Wawel - 19th Century

19th Century

After the Third Partition of Poland (1795), Wawel was under Austrian rule. Austrian soldiers converted the hill into barracks; in the process much destruction took place and rebuilding was issued: the cloisters were walled up, the interior of the castle was changed, parts of the buildings were pulled down (e.g. churches of St. Michael and St. George). When the Kraków Uprising failed and the Republic of Kraków was terminated, three enormous buildings housing a military hospital were built on the Wawel Hill. In the second part of the 19th century the Austrians rebuilt the defense walls making them a part of Kraków Stronghold (two new caponiers were made). At the same time, the Poles tried to retake the hill.

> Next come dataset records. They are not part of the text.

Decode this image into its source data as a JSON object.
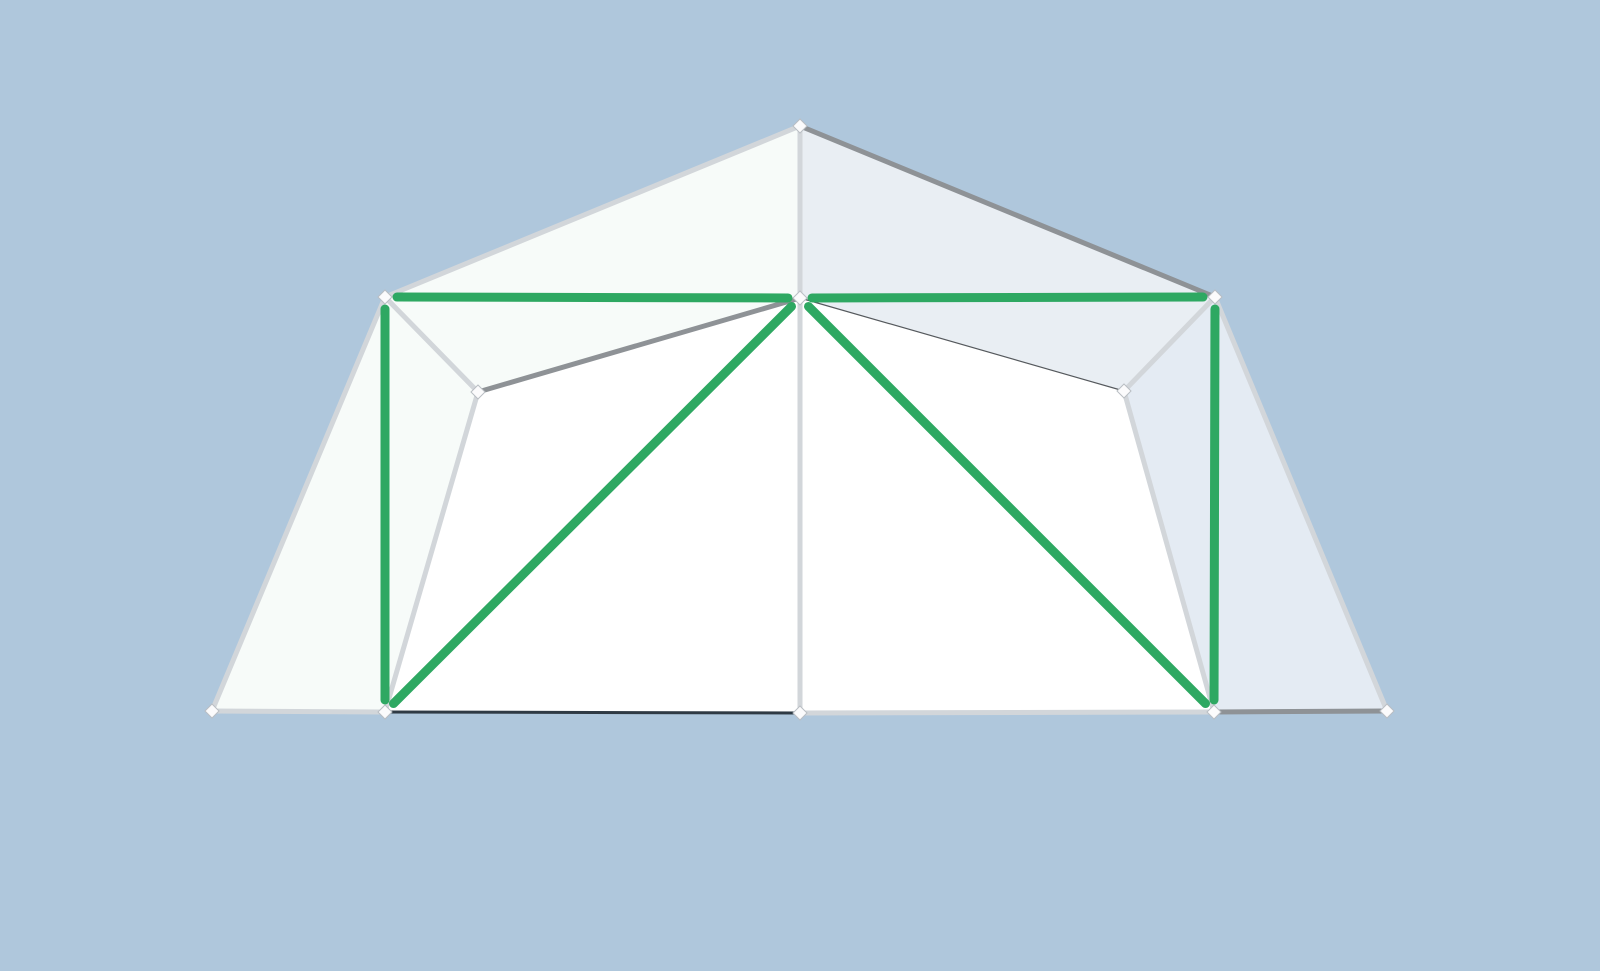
{
  "scene": {
    "background_color": "#afc7dc",
    "highlight_color": "#2ea862",
    "edge_color": "#d2d6da",
    "shadow_edge_color": "#8e9296",
    "face_colors": {
      "lit": "#f7fbf9",
      "shaded": "#e9eef3",
      "cool": "#e4ebf3",
      "front": "#ffffff"
    }
  },
  "model": {
    "vertices": [
      {
        "id": "apex"
      },
      {
        "id": "roof-left"
      },
      {
        "id": "roof-center"
      },
      {
        "id": "roof-right"
      },
      {
        "id": "inner-left"
      },
      {
        "id": "inner-right"
      },
      {
        "id": "base-far-left"
      },
      {
        "id": "base-left"
      },
      {
        "id": "base-center"
      },
      {
        "id": "base-right"
      },
      {
        "id": "base-far-right"
      }
    ],
    "faces": [
      {
        "id": "roof-left-face",
        "verts": [
          "apex",
          "roof-left",
          "roof-center"
        ],
        "shade": "lit"
      },
      {
        "id": "roof-right-face",
        "verts": [
          "apex",
          "roof-center",
          "roof-right"
        ],
        "shade": "shaded"
      },
      {
        "id": "upper-left-face",
        "verts": [
          "roof-left",
          "roof-center",
          "inner-left"
        ],
        "shade": "lit"
      },
      {
        "id": "upper-right-face",
        "verts": [
          "roof-center",
          "roof-right",
          "inner-right"
        ],
        "shade": "shaded"
      },
      {
        "id": "side-left-face",
        "verts": [
          "roof-left",
          "base-far-left",
          "base-left"
        ],
        "shade": "lit"
      },
      {
        "id": "side-right-face",
        "verts": [
          "roof-right",
          "base-right",
          "base-far-right"
        ],
        "shade": "cool"
      },
      {
        "id": "wall-left-face",
        "verts": [
          "roof-left",
          "inner-left",
          "base-left"
        ],
        "shade": "lit"
      },
      {
        "id": "wall-right-face",
        "verts": [
          "roof-right",
          "inner-right",
          "base-right"
        ],
        "shade": "cool"
      },
      {
        "id": "front-left-face",
        "verts": [
          "roof-center",
          "inner-left",
          "base-left",
          "base-center"
        ],
        "shade": "front"
      },
      {
        "id": "front-right-face",
        "verts": [
          "roof-center",
          "base-center",
          "base-right",
          "inner-right"
        ],
        "shade": "front"
      }
    ],
    "edges": [
      {
        "id": "edge-apex-roof-left",
        "from": "apex",
        "to": "roof-left",
        "kind": "plain"
      },
      {
        "id": "edge-apex-roof-right",
        "from": "apex",
        "to": "roof-right",
        "kind": "shadow"
      },
      {
        "id": "edge-apex-roof-center",
        "from": "apex",
        "to": "roof-center",
        "kind": "plain"
      },
      {
        "id": "edge-roof-left-inner-left",
        "from": "roof-left",
        "to": "inner-left",
        "kind": "plain"
      },
      {
        "id": "edge-inner-left-roof-center",
        "from": "inner-left",
        "to": "roof-center",
        "kind": "shadow"
      },
      {
        "id": "edge-roof-center-inner-right",
        "from": "roof-center",
        "to": "inner-right",
        "kind": "thin"
      },
      {
        "id": "edge-inner-right-roof-right",
        "from": "inner-right",
        "to": "roof-right",
        "kind": "plain"
      },
      {
        "id": "edge-roof-left-base-far-left",
        "from": "roof-left",
        "to": "base-far-left",
        "kind": "plain"
      },
      {
        "id": "edge-roof-right-base-far-right",
        "from": "roof-right",
        "to": "base-far-right",
        "kind": "plain"
      },
      {
        "id": "edge-inner-left-base-left",
        "from": "inner-left",
        "to": "base-left",
        "kind": "plain"
      },
      {
        "id": "edge-inner-right-base-right",
        "from": "inner-right",
        "to": "base-right",
        "kind": "plain"
      },
      {
        "id": "edge-roof-center-base-center",
        "from": "roof-center",
        "to": "base-center",
        "kind": "plain"
      },
      {
        "id": "edge-base-far-left-base-left",
        "from": "base-far-left",
        "to": "base-left",
        "kind": "plain"
      },
      {
        "id": "edge-base-left-base-center",
        "from": "base-left",
        "to": "base-center",
        "kind": "dark"
      },
      {
        "id": "edge-base-center-base-right",
        "from": "base-center",
        "to": "base-right",
        "kind": "plain"
      },
      {
        "id": "edge-base-right-base-far-right",
        "from": "base-right",
        "to": "base-far-right",
        "kind": "shadow"
      },
      {
        "id": "edge-roof-left-roof-center",
        "from": "roof-left",
        "to": "roof-center",
        "kind": "highlight"
      },
      {
        "id": "edge-roof-center-roof-right",
        "from": "roof-center",
        "to": "roof-right",
        "kind": "highlight"
      },
      {
        "id": "edge-roof-left-base-left",
        "from": "roof-left",
        "to": "base-left",
        "kind": "highlight"
      },
      {
        "id": "edge-roof-right-base-right",
        "from": "roof-right",
        "to": "base-right",
        "kind": "highlight"
      },
      {
        "id": "edge-roof-center-base-left",
        "from": "roof-center",
        "to": "base-left",
        "kind": "highlight"
      },
      {
        "id": "edge-roof-center-base-right",
        "from": "roof-center",
        "to": "base-right",
        "kind": "highlight"
      }
    ]
  }
}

In 1815 ceremonial funeral of Józef Poniatowski took place in the Wawel Cathedral. Since that event national heroes are also put to rest there (formerly only bodies of monarchs rested in the cathedral). In 1818 the body of Tadeusz Kościuszko was brought there and placed in St. Leonard's Crypt. The Potocki Chapel was reconstructed in a classicistic style. The statue of Artur Potocki, by the famous sculptor Bertel Thorvaldsen, was placed within the chapel. Another sculpture by the same artist was put in Queen Sophia's Chapel. In 1869, due to the accidental opening of the coffin of king Casimir III the Great, a second funeral was performed. Consequently, an initiative was taken to renovate other monarchs’ tombs in the Wawel Cathedral. The underground crypts were connected with tunnels, sarcophagi were cleaned and refurbished, new ones were funded - the emperor Franz Joseph I of Austria paid for a sarcophagus for king Michał Korybut Wiśniowiecki whose wife was from the House of Habsburg.